The performance begins with a woman in red rushing the stage. A force of energy, she cavorts and twirls. There is something playful about her lack of rhythm or routine. Hyperactive and gleeful, she moves like a music box dancer free from the rote mechanism that once held her captive. Seemingly excited by the variety of things her body can do, she lifts her leg and strums it like a guitar. She hops like a bunny, tumbles to the floor, then picks herself up and picks out her wedgie. The audience laughs. This is going to be fun.

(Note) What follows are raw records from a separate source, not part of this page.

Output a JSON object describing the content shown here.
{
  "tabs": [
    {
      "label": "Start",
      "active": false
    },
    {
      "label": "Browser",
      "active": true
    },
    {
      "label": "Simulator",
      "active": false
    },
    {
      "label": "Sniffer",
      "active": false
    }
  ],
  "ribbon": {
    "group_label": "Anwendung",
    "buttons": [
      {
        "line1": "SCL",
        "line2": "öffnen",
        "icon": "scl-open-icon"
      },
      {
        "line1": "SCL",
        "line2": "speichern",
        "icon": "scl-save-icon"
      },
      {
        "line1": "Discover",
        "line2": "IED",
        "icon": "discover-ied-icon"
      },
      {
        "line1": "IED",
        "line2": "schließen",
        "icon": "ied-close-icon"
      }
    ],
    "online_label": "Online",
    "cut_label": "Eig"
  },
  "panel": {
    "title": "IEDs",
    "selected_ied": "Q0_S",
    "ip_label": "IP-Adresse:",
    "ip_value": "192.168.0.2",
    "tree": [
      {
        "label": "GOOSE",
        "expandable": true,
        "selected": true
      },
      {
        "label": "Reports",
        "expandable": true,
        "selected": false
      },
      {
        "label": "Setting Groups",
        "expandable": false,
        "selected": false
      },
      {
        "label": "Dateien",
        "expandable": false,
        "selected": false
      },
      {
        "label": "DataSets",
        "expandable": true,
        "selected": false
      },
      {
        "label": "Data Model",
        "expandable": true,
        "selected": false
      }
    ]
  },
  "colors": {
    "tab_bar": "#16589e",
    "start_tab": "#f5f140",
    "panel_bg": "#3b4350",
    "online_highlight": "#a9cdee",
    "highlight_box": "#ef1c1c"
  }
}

Seventeen more dancers join her, carnivalesque in sparkly leotards, bedazzled jeggings, and thongs. They participate in what seems to be game on the continuum of “Pretend the carpet is lava,” but more like “Lava shall befall whoever makes the same move twice.” And so, everyone is doing something different, counting aloud, trying to get to 10,000 moves. Dancers punch the air, take running dives and slide across the floor. Some leap, clapping their hands between their legs mid-soar; others scoot around on their elbows and bottoms, wiggle, or flex. New ideas gush, unstaunched. How much can they come up with? How long can they go on before bleeding dry? It begins to seem like every choice they make is grimmer, more aggressive than the last, that they increasingly suffer under Charmartz’s unseen hand. The choreographer’s skill reads like the performers’ own hive mind, grouping them at moments around the stage in protective huddles or shooting them off in explorations of individuality, allowing them space to pant and collapse in exhaustion. Mozart’s crescendoing Requiem in D minor underscores the dance — a piece the composer is thought to have been writing for his own funeral. He died before it was complete. The music’s beauty is at odds with the flailing mob — precise where they are random — but they match it in momentum and intensity, especially as someone turns the volume up loud.

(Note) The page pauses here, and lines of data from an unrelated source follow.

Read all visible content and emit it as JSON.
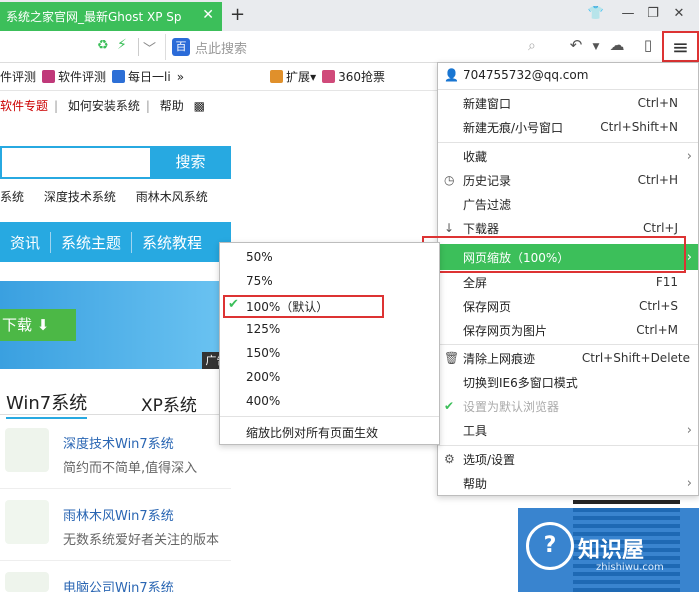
{
  "tab": {
    "title": "系统之家官网_最新Ghost XP Sp",
    "close": "✕"
  },
  "titlebar": {
    "new_tab": "+"
  },
  "address": {
    "search_placeholder": "点此搜索",
    "baidu_logo": "百"
  },
  "bookmarks": {
    "items": [
      {
        "label": "件评测"
      },
      {
        "label": "软件评测"
      },
      {
        "label": "每日一li"
      },
      {
        "label": "»"
      },
      {
        "label": "扩展"
      },
      {
        "label": "360抢票"
      }
    ]
  },
  "page": {
    "top_links": [
      "软件专题",
      "如何安装系统",
      "帮助"
    ],
    "search_button": "搜索",
    "sys_links": [
      "系统",
      "深度技术系统",
      "雨林木风系统"
    ],
    "nav": [
      "资讯",
      "系统主题",
      "系统教程"
    ],
    "banner_button": "下载",
    "banner_ad": "广告",
    "os_tabs": [
      "Win7系统",
      "XP系统"
    ],
    "list": [
      {
        "title": "深度技术Win7系统",
        "desc": "简约而不简单,值得深入"
      },
      {
        "title": "雨林木风Win7系统",
        "desc": "无数系统爱好者关注的版本"
      },
      {
        "title": "电脑公司Win7系统",
        "desc": ""
      }
    ],
    "watermark": {
      "cn": "知识屋",
      "en": "zhishiwu.com",
      "logo": "?"
    }
  },
  "menu": {
    "account": "704755732@qq.com",
    "items": [
      {
        "label": "新建窗口",
        "shortcut": "Ctrl+N"
      },
      {
        "label": "新建无痕/小号窗口",
        "shortcut": "Ctrl+Shift+N"
      },
      {
        "label": "收藏",
        "shortcut": ""
      },
      {
        "label": "历史记录",
        "shortcut": "Ctrl+H"
      },
      {
        "label": "广告过滤",
        "shortcut": ""
      },
      {
        "label": "下载器",
        "shortcut": "Ctrl+J"
      },
      {
        "label": "网页缩放（100%）",
        "shortcut": ""
      },
      {
        "label": "全屏",
        "shortcut": "F11"
      },
      {
        "label": "保存网页",
        "shortcut": "Ctrl+S"
      },
      {
        "label": "保存网页为图片",
        "shortcut": "Ctrl+M"
      },
      {
        "label": "清除上网痕迹",
        "shortcut": "Ctrl+Shift+Delete"
      },
      {
        "label": "切换到IE6多窗口模式",
        "shortcut": ""
      },
      {
        "label": "设置为默认浏览器",
        "shortcut": ""
      },
      {
        "label": "工具",
        "shortcut": ""
      },
      {
        "label": "选项/设置",
        "shortcut": ""
      },
      {
        "label": "帮助",
        "shortcut": ""
      }
    ]
  },
  "zoom_menu": {
    "levels": [
      "50%",
      "75%",
      "100%（默认）",
      "125%",
      "150%",
      "200%",
      "400%"
    ],
    "apply_all": "缩放比例对所有页面生效",
    "selected_index": 2
  },
  "colors": {
    "accent_green": "#3cbf5a",
    "site_blue": "#27a9e1",
    "highlight_red": "#dd3333"
  }
}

It’s hard to pinpoint the moment 10,000 Gestures starts making me nervous — when it begins to feel less like watching the free than like watching the cursed, dancers trapped like Hans Christian Andersen’s doomed, red-shoed girl. Somebody screams, anguish piercing Mozart’s Requiem. Suddenly, everyone is screaming.

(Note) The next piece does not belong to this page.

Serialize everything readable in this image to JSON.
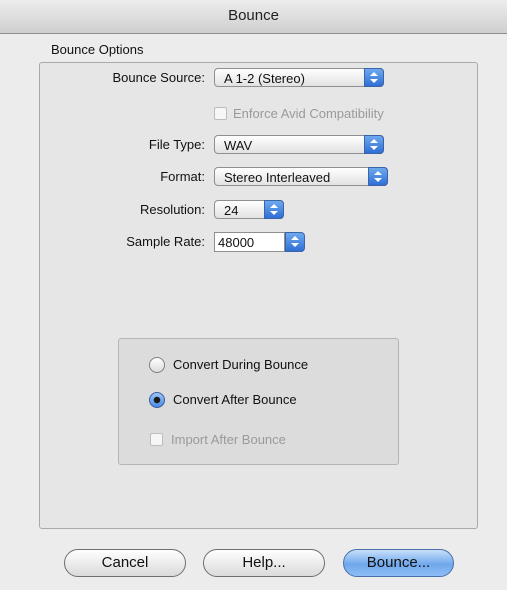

They say, “The definition of insanity is doing the same thing over and over again, expecting different results.” But what about doing a different thing, and a different thing, and a different thing? A man puts his foot into his mouth, then exposes his testicle. Frenzied, the performers swim into the audience. The dancers crawl over laps and climb up the balconies, and one grabs the hand of an audience member, rubbing it over her body, wet with sweat. Another snatches someone’s hairclip and rakes it over my scalp. We, the audience, watch as one of our own is lifted and carried like a touchdown-winner by the mob that has transgressed our privacy, voided our neutrality uncondoned. We are so distracted by this siege on our seats, it’s easy to miss the soloist who remains on stage, silhouetted against an unbearable backlight, manifesting the performance’s moment of elegance, all but eclipsed by pandemonium. The experiment’s achievement is not the arbitrary goal of 10,000 gestures, rather, the evocation of mad artistry — a shared sense among the crowd that we know, now, what it is to see everything and nothing, for effort to vanish into the void.

To watch 10,000 Gestures is to experience how an abundance of impermanence disorients reality, and to watch anxiety take form as a corrupted version of the liberty you admired. It’s to feel the ultimate overload before departing, gratefully, back into the comfort of rhythms and routines.